Этот небольшой обмен мнениями с Майком привел Митчелла в отличное расположение духа. Допив бханг-ласси, он еще раз вернулся в общежитие Армии спасения. Веранду закрыли, но библиотека была еще открыта. Усевшись на пол в дальнем углу и подложив под листок Фрэнсиса Шеффера, он начал заполнять новую аэрограмму.
Дорогая Мадлен!
Вспоминая слова Дастина Хоффмана, позволь мне высказаться громко и ясно:
Не выходи за этого парня!!! Он тебе не подходит.
Спасибо за твое милое, подробное письмо. Я получил его в Афинах около месяца назад. Извини, что отвечаю только сейчас. Я старался как мог выкинуть тебя из головы.
Я только что выпил бханг-ласси. Ласси, если ты никогда не пробовала, — это прохладный освежающий индийский напиток, который делают из йогурта. Бханг — это трава. Этот напиток я купил у уличного торговца пять минут назад, и это лишь одно из многочисленных чудес этого субконтинента.
Теперь вот что. Когда мы говорили о браке (я имею в виду, абстрактно), у тебя была теория о том, что люди женятся на одной из трех стадий. Стадия номер один — люди традиционного склада, которые женятся на своих студенческих увлечениях, обычно летом после выпуска. На второй стадии женятся лет в двадцать восемь. И наконец, существует третья стадия — когда люди женятся на последней волне, впав в отчаяние, лет в 36, 37 или даже 39.
Ты говорила, что ни за что не выйдешь замуж сразу после университета. Ты планировала подождать, пока сложится твоя карьера, и выйти замуж после тридцати.
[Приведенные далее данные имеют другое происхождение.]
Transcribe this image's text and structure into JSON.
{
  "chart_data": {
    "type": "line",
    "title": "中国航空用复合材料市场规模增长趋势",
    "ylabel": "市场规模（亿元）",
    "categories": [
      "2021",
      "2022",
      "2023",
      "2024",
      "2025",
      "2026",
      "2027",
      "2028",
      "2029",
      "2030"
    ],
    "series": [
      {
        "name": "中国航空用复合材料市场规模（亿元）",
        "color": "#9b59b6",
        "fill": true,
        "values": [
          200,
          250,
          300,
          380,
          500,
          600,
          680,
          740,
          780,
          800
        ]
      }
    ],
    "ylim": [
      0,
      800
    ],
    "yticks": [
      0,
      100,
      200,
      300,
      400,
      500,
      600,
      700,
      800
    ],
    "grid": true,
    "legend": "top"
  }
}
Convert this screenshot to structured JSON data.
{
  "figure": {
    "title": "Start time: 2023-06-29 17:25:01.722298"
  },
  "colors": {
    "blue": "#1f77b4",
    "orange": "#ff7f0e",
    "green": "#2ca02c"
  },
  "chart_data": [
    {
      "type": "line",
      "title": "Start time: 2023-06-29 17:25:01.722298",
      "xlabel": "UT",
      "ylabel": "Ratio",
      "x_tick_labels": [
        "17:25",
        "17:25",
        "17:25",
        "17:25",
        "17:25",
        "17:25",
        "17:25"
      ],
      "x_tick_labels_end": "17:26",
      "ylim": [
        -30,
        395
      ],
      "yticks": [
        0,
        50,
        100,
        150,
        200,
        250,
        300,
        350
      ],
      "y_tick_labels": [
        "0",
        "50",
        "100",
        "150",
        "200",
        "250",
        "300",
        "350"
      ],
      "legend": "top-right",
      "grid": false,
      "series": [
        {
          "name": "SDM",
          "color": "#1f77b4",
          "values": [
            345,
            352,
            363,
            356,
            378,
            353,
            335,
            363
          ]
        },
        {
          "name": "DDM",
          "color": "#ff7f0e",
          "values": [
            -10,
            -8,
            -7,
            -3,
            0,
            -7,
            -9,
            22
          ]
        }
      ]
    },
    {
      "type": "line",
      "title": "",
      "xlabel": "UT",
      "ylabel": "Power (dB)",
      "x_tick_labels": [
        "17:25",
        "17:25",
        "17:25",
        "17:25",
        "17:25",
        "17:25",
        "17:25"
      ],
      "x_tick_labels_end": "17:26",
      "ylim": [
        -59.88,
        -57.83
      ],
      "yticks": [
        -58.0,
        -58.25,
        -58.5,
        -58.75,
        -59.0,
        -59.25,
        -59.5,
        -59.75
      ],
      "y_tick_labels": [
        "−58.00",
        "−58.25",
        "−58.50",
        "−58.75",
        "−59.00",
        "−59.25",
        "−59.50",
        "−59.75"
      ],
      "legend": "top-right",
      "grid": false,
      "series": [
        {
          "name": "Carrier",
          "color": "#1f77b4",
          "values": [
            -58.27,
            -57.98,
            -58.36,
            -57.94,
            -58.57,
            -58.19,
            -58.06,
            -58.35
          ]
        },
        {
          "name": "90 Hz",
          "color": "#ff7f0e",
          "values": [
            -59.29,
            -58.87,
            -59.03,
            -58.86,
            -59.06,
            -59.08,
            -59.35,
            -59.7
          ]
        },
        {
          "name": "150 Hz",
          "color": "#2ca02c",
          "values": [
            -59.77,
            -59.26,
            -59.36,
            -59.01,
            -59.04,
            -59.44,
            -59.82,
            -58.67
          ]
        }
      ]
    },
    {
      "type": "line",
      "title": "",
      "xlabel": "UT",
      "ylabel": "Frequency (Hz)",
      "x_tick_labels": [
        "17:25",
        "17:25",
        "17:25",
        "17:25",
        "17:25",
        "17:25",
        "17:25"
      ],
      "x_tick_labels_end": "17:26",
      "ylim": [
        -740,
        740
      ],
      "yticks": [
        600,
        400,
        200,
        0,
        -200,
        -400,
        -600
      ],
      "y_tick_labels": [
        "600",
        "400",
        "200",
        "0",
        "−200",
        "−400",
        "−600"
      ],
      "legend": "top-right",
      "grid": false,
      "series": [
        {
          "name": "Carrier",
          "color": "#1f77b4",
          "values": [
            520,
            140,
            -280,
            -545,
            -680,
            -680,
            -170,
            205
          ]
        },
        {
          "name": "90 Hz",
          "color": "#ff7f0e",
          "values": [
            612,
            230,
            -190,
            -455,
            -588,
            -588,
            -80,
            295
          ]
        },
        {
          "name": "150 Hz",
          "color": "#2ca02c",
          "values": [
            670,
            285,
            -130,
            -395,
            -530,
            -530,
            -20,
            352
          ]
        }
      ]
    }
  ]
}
Я втайне считал, что ты — из тех, кто женится на второй стадии, но когда я увидел тебя в день выпуска, то понял, что твоя стадия — номер один, определенно, непоправимо. Потом пришло это письмо от тебя. Чем дальше я читал его, тем яснее мне становилось все то, что ты недоговаривала. Под твоим мелким-мелким почерком скрывается подавленное желание. Может, именно для этого тебе всю жизнь и требовался мелкий почерк — чтобы сдерживать эти безумные желания, не давать им взорвать твою жизнь.